Khailee Ng is a technology entrepreneur who co-founded GroupsMore, a leading group buying company acquired by Groupon in 2011, and SAYS.com, a regional social media advertising and news network. In October 2013, following the completion of the merger of Says Sdn Bhd with certain subsidiaries of Catcha Media Berhad, Rev Asia was formed and Khailee was appointed Chairman to the Board of Directors. Khailee has also invested in numerous startups in Malaysia and the USA, and mentors young startups as entrepreneur-in-residence with the global seed fund and incubator 500 Startups, as well as Founder’s Institute.
He studied business and marketing in California at San Francisco State University and University of California Berkeley, and University of Technology, Sydney. His success at a young age earned him the HSBC Young Entrepreneur Award (Best in Asia) and an invitation by the US State Government into the prestigious IVLP, joining notable alumni like Tony Blair, Nicolas Sarkozy, and Mahathir Mohamad.
Today, The Asian Entrepreneur is priveleged to speak to Khailee Ng about his work and views on Asian entrepreneurship.
What exactly is Says?
Says.com is a social news network. We curate different news sources into a single news story and our readers share it through social media to reach more than 2 million Malaysians monthly. Half a million of these readers don’t read any of the top 4 online news portals. The social media generation seems to really dig our approach.
How did the idea for Says come about?
Our friends and I realized that:
1. To get the full story surrounding a particular piece of news, you have to visit many different sites
2. Most news websites are full of words, and carried very few pictures or video
So we created a news site that summarized the words into ‘bullets’, but gathered all the images and video together
Could you walk us through the process of starting up Says?
We stared doing one thing. Kept doing many things. And never stopped.
What has it been like managing the business since?
The team that manages Says.com is young, driven, super smart, creative and make for brutal executors. They take great care of the business, ensuring the workplace is an environment where the very best people want to work, an environment that sets people free to do what needs to be done.
Did you find anything particularly difficult during the startup?
A lot of entrepreneurs brag about how hard their life was, and the media loves writing about this. My view is that difficulty is relative to the size of your ambition. If you think small, small problems affect you. If you think big, it takes a big problem to affect you. When things are tough I’ve always encouraged my team to think bigger and find new solutions. I’m fortunate this has made things easier rather than more difficult. The tough times we go through are short lived and we always end up looking at them as just another day at work.

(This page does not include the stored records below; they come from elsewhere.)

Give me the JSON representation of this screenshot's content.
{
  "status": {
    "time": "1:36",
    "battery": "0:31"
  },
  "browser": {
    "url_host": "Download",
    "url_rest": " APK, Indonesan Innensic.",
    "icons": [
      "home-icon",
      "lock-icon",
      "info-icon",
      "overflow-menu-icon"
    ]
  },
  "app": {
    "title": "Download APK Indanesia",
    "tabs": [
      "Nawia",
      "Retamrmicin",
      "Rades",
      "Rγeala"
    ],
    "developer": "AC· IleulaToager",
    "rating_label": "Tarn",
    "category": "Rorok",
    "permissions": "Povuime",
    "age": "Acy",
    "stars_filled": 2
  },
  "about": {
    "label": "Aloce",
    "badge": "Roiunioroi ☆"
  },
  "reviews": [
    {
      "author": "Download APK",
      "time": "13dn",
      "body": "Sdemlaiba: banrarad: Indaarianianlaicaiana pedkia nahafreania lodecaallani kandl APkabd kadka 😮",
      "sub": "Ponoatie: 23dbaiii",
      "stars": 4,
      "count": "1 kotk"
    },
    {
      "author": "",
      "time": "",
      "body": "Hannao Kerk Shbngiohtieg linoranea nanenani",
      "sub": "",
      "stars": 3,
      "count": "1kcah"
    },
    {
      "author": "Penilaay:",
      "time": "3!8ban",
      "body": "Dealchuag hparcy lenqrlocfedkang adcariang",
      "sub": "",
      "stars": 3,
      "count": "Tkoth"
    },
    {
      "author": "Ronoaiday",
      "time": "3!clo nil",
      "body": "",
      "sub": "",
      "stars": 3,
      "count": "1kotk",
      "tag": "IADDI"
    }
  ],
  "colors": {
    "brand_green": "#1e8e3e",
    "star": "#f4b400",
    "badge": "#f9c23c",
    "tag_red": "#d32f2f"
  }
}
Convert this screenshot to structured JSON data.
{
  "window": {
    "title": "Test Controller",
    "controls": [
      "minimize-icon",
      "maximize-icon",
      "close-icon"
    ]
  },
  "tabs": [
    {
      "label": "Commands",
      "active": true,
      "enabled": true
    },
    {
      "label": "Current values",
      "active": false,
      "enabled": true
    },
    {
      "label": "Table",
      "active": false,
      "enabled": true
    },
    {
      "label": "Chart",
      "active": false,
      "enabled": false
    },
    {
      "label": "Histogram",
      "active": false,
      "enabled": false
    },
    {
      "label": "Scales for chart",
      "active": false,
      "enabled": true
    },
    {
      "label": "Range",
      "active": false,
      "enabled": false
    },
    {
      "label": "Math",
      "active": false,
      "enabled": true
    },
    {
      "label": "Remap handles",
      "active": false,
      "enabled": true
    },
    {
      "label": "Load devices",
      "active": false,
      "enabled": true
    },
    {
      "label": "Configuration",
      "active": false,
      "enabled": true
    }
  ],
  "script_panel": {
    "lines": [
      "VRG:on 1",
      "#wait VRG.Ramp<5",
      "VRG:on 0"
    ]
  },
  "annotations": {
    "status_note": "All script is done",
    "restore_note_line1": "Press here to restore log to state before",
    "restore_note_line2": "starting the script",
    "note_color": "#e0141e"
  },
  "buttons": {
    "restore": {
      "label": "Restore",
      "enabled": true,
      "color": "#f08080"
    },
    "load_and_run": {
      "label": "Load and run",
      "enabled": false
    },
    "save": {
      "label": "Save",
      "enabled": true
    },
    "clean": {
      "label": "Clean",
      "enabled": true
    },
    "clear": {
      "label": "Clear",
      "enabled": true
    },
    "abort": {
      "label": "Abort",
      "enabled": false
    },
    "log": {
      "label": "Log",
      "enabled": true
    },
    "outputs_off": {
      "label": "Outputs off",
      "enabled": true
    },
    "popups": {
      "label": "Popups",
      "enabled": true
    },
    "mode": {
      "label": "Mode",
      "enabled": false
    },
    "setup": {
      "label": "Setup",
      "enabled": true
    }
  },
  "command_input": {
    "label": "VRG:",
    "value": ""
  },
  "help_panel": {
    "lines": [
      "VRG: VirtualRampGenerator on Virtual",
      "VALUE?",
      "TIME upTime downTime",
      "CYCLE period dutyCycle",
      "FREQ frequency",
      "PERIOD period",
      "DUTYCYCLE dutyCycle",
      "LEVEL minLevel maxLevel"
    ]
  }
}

Was it hard to build the visitors base initially for your website?
The first 12 months was slow. We spent a lot of time winning our readers over one story at a time, challenging our assumptions, and iterating on our product and approach. During Malaysia’s 2013 General Elections, we received a lot of really positive feedback on our coverage. Eventually, people got hooked on our style of news. A considerable number of our stories would get up to hundreds and thousands of reads in a week. And now we’re growing so fast, we see a chance to beat the traditional news websites and be number one.
What is your strategy against your competition?
Our only competition is our complacent selves. We focus on being better than we were the month before.
Have you developed any industry insights that you could share?
News that isn’t shared across social media isn’t news worthy. The real front page is not the front page of a newspaper the paper’s landing page – it’s what people see when they load their Facebook or Twitter.
How have you managed to stay relevant in this industry?
That’s not a concern of ours. We want to stay valuable; value creates relevance. Too often people associate relevance with being new or current. We focus on what drives value in news. We’re not the fastest news source, we don’t even have exclusive reporting, but we have the most complete account of a news story, displayed in an easy to view format that can be scanned at speed. People get a lot of value very, very, quickly. We try to do this better and for more people, and the way we deliver this value might evolve as content consumption habits evolve, but we focus on being valuable.
What does the future hold for Says?
You may see our approach translate to more verticals, and to more markets, if our approach adds value there.
What do you think about startups in Asia?
Many startups in Asia are trying to answer big problems and go after big opportunities. I invest in many of them via the Silicon Valley-based venture capital firm 500 Startups – I take care of their Southeast Asia fund – and am really excited about where all of this is headed.
What are some personal principles or personal values that guide you and your career?
I am very skeptical of advice and conventions people lazily accept as true. I like trying to understand the deeper truth behind situations. People think I’m just being a contrarian, but really I’m just being curious.
What is your definition of success?
You wake up feeling you’re doing exactly what you’re meant to be doing that day.
Why did you decide to become an entrepreneur?
I didn’t. I like creating things. Business just happens to be a useful vehicle for achieving that. It’s a means of gathering resources, people, and energy to create things I can’t create on my own.
What do you think are the most important things entrepreneurs should keep in mind?
They are the biggest limitation to their own successes. The moment they grow their thinking, grow their access to resources, grow their access to knowledge, their businesses will grow too.
In your opinion, what are the keys to entrepreneurial success?
There’s a whole bunch of things one can only start to describe, but continuous learning does stand out as the one thing people overlook from time to time.